In preparation for releasing the cygnets, partnership biologists will be capturing this year’s young later this week. Each cygnet will undergo a health exam, be tested for disease, sexed, and banded with an aluminum U.S. Fish and Wildlife Service band on one leg and a yellow numbered band on the other leg. They will then be ready for release in mid-September. Please come back to this site for weekly updates.
Wind River Progress
In late July, this family of Trumpeter Swans was found at the Goose Pond wetland complex, east of Fort Washakie on the Wind River Indian Reservation (WRIR). This is the first successful breeding attempt resulting from the partnership’s release program in Fremont County, Wyoming. The female, most likely F37 (her band #), is five years old and was released on the WRIR with four other cygnets in 2013. Her mate is most likely a descendant of birds released along the upper Green River. The pair winters along the Green River in Lincoln County at Seedskadee National Wildlife Refuge in Sweetwater County.
While it is easy to believe that all one needs to do is release swans and hope for the best, this breeding success is the result of actions taken by the Wyoming Wetland Society, private landowners, the Eastern Shoshone and Northern Arapaho tribes, the Natural Resources Conservation Service’s Wetlands Reserve Program (WRP), the U.S. Fish and Wildlife Service, and the Wyoming Game and Fish Department to restore the Goose Pond wetland complex. The important lesson from this exciting milestone is that if there’s appropriate habitat, Trumpeter Swans will use it — but we have to have both the habitat and the swans for this to occur.
Update
Earlier this afternoon, the swan family at Jackson Fork Ranch was relaxing on the banks of their nesting pond. The four young birds (cygnets) are doing well and should be ready for release into Yellowstone National Park or Oregon later this year.

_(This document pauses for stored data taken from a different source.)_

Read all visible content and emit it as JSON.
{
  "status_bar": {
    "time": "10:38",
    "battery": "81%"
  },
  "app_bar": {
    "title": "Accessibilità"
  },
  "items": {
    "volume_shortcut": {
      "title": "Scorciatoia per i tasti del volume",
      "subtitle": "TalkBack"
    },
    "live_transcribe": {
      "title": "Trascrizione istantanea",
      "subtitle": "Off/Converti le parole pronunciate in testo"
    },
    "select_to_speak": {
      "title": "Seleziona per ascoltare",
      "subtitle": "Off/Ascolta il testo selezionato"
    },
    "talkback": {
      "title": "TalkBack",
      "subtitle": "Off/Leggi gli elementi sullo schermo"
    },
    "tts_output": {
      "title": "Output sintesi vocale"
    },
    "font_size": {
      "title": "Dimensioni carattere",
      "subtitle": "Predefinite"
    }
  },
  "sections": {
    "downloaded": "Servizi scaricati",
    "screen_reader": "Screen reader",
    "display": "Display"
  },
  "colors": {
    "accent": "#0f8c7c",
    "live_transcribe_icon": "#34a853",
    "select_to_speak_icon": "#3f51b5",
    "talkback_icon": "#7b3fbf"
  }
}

The primary method that the Swan Project uses for increasing the population of Trumpeter Swans in the Intermountain West is by releasing young swans in appropriate habitat. Each summer, we place paired swans in protected locations so that they can raise a brood of cygnets for the recovery effort. For 2018, it looks like the project will have eleven cygnets that will be ready for release this fall or next spring. Of these birds, nine will be released into Yellowstone National Park and two will go to Oregon.
Currently, the Swan Project has seven breeding pairs that we use for this effort. Over the next few years, we will increase the number of captive pairs to 15. This should allow us to release more than 60 cygnets each year. At that point, our goal of repopulating our region with enough birds to form self-sustaining populations by 2027 should be attainable. Please check back here from time to time to see how we’re doing.
Fast Growing Cygnets
These cygnets are less than two weeks old and weigh no more than two pounds. Within the next three months they will have grown a full set of feathers and weigh more than 20 pounds. The energy required to fuel such growth is huge. Not only do the young need lots of calories, they require significant amounts of protein to build their muscles and feathers.
While the adults don’t feed their young, they do make it easier for them to find the nutrition they require. The plume of mud you see in front of the middle cygnet has been produced by its parent, in the background. The small waves coming off the adult are due to her paddling her large webbed feet back and forth, stirring up the bottom sediments and bringing vegetation and protein-rich invertebrates to the surface. The cygnet on the left is eating some aquatic vegetation that was stirred up off the bottom and came to the surface. The parents will continue helping their young in this way until they’ve grown large enough to use their long necks to reach the bottom on their own.